We had planned to cook fish when Steven came home Friday, so I made tartar sauce.
Many years ago, my mother taught me to make tartar sauce by chopping up a dill pickle and mixing it with mayonnaise. I haven’t bought tartar sauce since. After tasting some fancy tartar sauces at various restaurants, I have modified my recipe.
Friday I found the jar of dill pickles in the fridge and was a little sorry they were not farmer’s market dill pickles. Perhaps I will make my way to Clapsaddle Farm for the Ilion Farmer’s Market and get something more distinctive for next time.
I poured myself a glass of Salneval Albarino (there should be a tilde on the n — All-Bar-een-yo — but I don’t know how to do that on my computer), because I like cooking with wine, pulled out the glass cutting board Steven gave me for my birthday, and commenced to chopping.
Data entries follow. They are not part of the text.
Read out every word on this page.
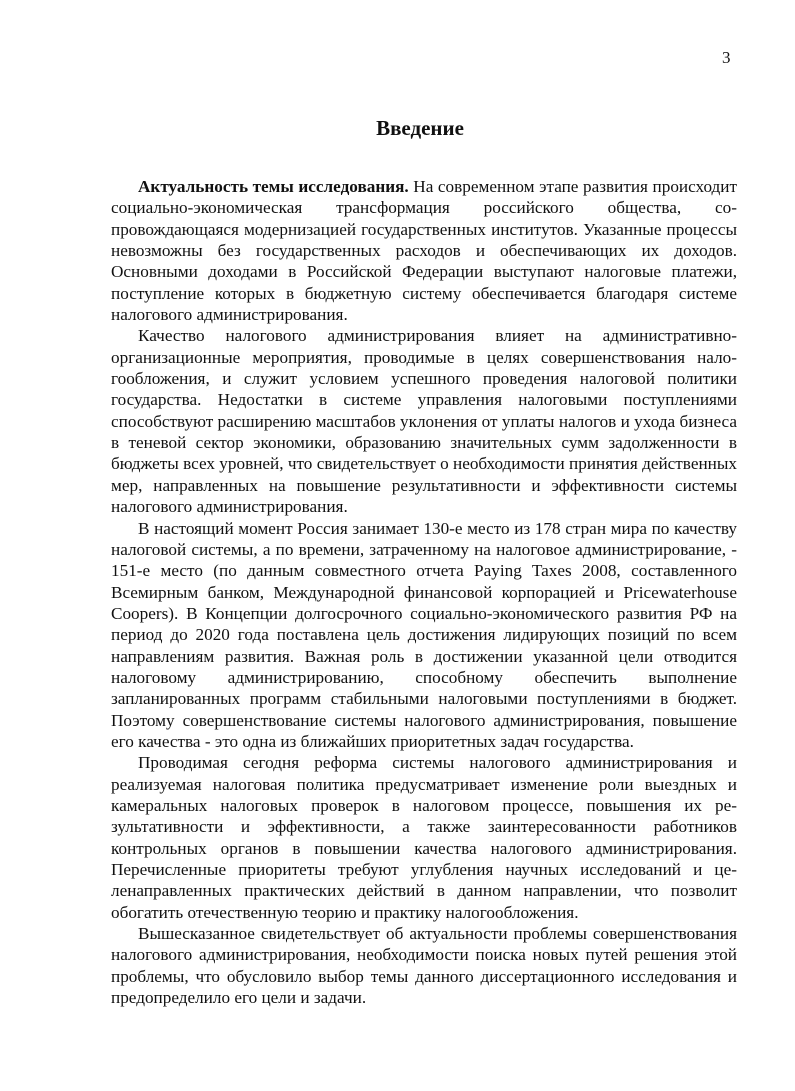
3
Введение

Актуальность темы исследования. На современном этапе развития происходит социально-экономическая трансформация российского общества, сопровождающаяся модернизацией государственных институтов. Указанные процессы невозможны без государственных расходов и обеспечивающих их доходов. Основными доходами в Российской Федерации выступают налоговые платежи, поступление которых в бюджетную систему обеспечивается благодаря системе налогового администрирования.

Качество налогового администрирования влияет на административно-организационные мероприятия, проводимые в целях совершенствования налогообложения, и служит условием успешного проведения налоговой политики государства. Недостатки в системе управления налоговыми поступлениями способствуют расширению масштабов уклонения от уплаты налогов и ухода бизнеса в теневой сектор экономики, образованию значительных сумм задолженности в бюджеты всех уровней, что свидетельствует о необходимости принятия действенных мер, направленных на повышение результативности и эффективности системы налогового администрирования.

В настоящий момент Россия занимает 130-е место из 178 стран мира по качеству налоговой системы, а по времени, затраченному на налоговое администрирование, - 151-е место (по данным совместного отчета Paying Taxes 2008, составленного Всемирным банком, Международной финансовой корпорацией и Pricewaterhouse Coopers). В Концепции долгосрочного социально-экономического развития РФ на период до 2020 года поставлена цель достижения лидирующих позиций по всем направлениям развития. Важная роль в достижении указанной цели отводится налоговому администрированию, способному обеспечить выполнение запланированных программ стабильными налоговыми поступлениями в бюджет. Поэтому совершенствование системы налогового администрирования, повышение его качества - это одна из ближайших приоритетных задач государства.

Проводимая сегодня реформа системы налогового администрирования и реализуемая налоговая политика предусматривает изменение роли выездных и камеральных налоговых проверок в налоговом процессе, повышения их результативности и эффективности, а также заинтересованности работников контрольных органов в повышении качества налогового администрирования. Перечисленные приоритеты требуют углубления научных исследований и целенаправленных практических действий в данном направлении, что позволит обогатить отечественную теорию и практику налогообложения.

Вышесказанное свидетельствует об актуальности проблемы совершенствования налогового администрирования, необходимости поиска новых путей решения этой проблемы, что обусловило выбор темы данного диссертационного исследования и предопределило его цели и задачи.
As usual I had trouble with it. Pickles are not as firm for chopping as non-pickled vegetables, and I think my knives need sharpening. Also, for tarter sauce I like my pickles finely minced, that is, more minced than I usually accomplish. And it just now occurs to me, I’m saying chopped when I really mean minced. If this were a real cooking blog, I would never make such a blunder. Actually, I think it is accurate to say I wanted minced pickle, but settled for chopped because mincing was too damn much trouble.
Anyways, I chopped one pickle, added it into the mayonnaise I had spooned into the container, and wondered if I could put enough other stuff in to make up for there being not enough pickle. Then I told myself to stop being so lazy and cut up another pickle.
When I had really really had enough of messing with the pickles, I added horse radish, lemon pepper, Pampered Chef All Purpose Dill Mix, McCormick’s Perfect Pinch Salt Free, minced onion (dried minced onion in the bottle; I didn’t cut onion as well as pickle), and stirred well.
The flavors had plenty of time to blend, because Steven was working a half hour later than I had thought. Damn! I was hungry! Oh well, they do say hunger is the best seasoning. The tartar sauce did taste good when I finally ate it. I was almost too impatient to wait for the fish.